1995 book by David Korten

When Corporations Rule the World is a 1995 non-fiction book by David Korten. Korten examines the evolution of corporations in the United States and argues that "corporate libertarians" have "twisted" the ideas of Adam Smith's view of the role of private companies.

Korten critiques current methods of economic development led by the Bretton Woods institutions and asserts his desire to rebalance the power of multinational corporations with concern for environmental sustainability and what he terms "people-centered development". He advocates a 50% tax on advertising.

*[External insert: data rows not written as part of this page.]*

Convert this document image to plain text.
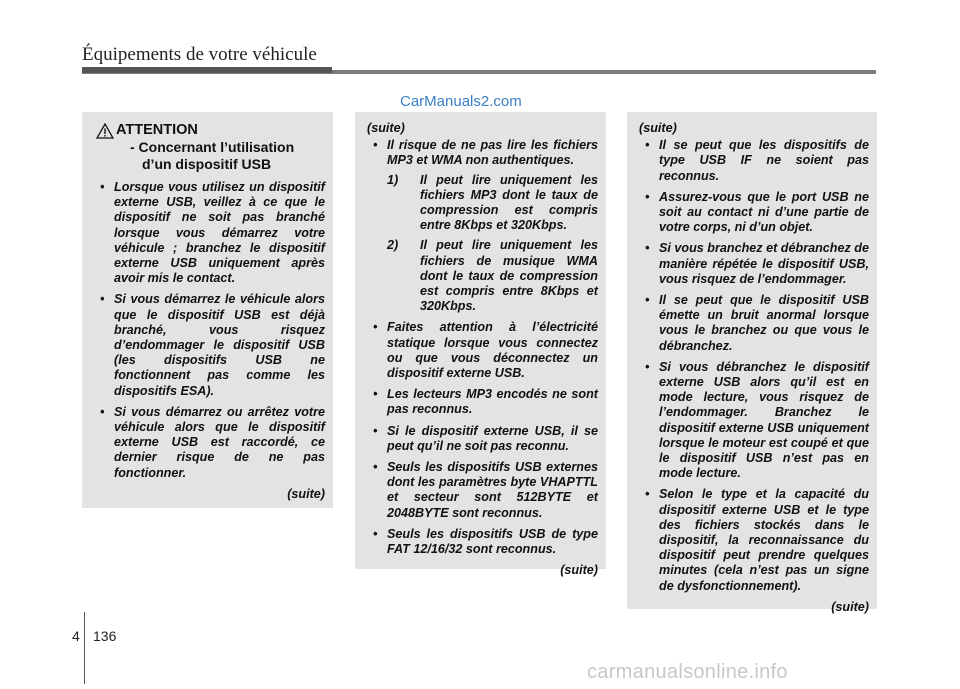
Équipements de votre véhicule
CarManuals2.com
ATTENTION
- Concernant l’utilisation
d’un dispositif USB
• Lorsque vous utilisez un dispositif externe USB, veillez à ce que le dispositif ne soit pas branché lorsque vous démarrez votre véhicule ; branchez le dispositif externe USB uniquement après avoir mis le contact.
• Si vous démarrez le véhicule alors que le dispositif USB est déjà branché, vous risquez d’endommager le dispositif USB (les dispositifs USB ne fonctionnent pas comme les dispositifs ESA).
• Si vous démarrez ou arrêtez votre véhicule alors que le dispositif externe USB est raccordé, ce dernier risque de ne pas fonctionner.
(suite)
(suite)
• Il risque de ne pas lire les fichiers MP3 et WMA non authentiques.
1) Il peut lire uniquement les fichiers MP3 dont le taux de compression est compris entre 8Kbps et 320Kbps.
2) Il peut lire uniquement les fichiers de musique WMA dont le taux de compression est compris entre 8Kbps et 320Kbps.
• Faites attention à l’électricité statique lorsque vous connectez ou que vous déconnectez un dispositif externe USB.
• Les lecteurs MP3 encodés ne sont pas reconnus.
• Si le dispositif externe USB, il se peut qu’il ne soit pas reconnu.
• Seuls les dispositifs USB externes dont les paramètres byte VHAPTTL et secteur sont 512BYTE et 2048BYTE sont reconnus.
• Seuls les dispositifs USB de type FAT 12/16/32 sont reconnus.
(suite)
(suite)
• Il se peut que les dispositifs de type USB IF ne soient pas reconnus.
• Assurez-vous que le port USB ne soit au contact ni d’une partie de votre corps, ni d’un objet.
• Si vous branchez et débranchez de manière répétée le dispositif USB, vous risquez de l’endommager.
• Il se peut que le dispositif USB émette un bruit anormal lorsque vous le branchez ou que vous le débranchez.
• Si vous débranchez le dispositif externe USB alors qu’il est en mode lecture, vous risquez de l’endommager. Branchez le dispositif externe USB uniquement lorsque le moteur est coupé et que le dispositif USB n’est pas en mode lecture.
• Selon le type et la capacité du dispositif externe USB et le type des fichiers stockés dans le dispositif, la reconnaissance du dispositif peut prendre quelques minutes (cela n’est pas un signe de dysfonctionnement).
(suite)
4 136
carmanualsonline.info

Korten criticises consumerism, market deregulation, free trade, privatization and what he sees as the global consolidation of corporate power. Above all he rejects any focus on money as the purpose of economic life. His prescriptions include excluding corporations from political participation, increased state and global control of international corporations and finance, rendering financial speculation unprofitable and creating local economies that rely on local resources, rather than international trade.

==Responses==
In a review of the book in Left Business Observer #71 in January 1996, Doug Henwood observed:

[Korten] offers a vision of "a market economy composed primarily, though not exclusively, of family enterprises, small-scale co-ops, worker-owned firms, and neighborhood and municipal corporations." Much of this is desirable. But it would be impossible to run a complex economy on this scale only; it's easy to imagine furniture being made this way, but not trains and computers. If Korten means to do away with trains and computers, he should tell us.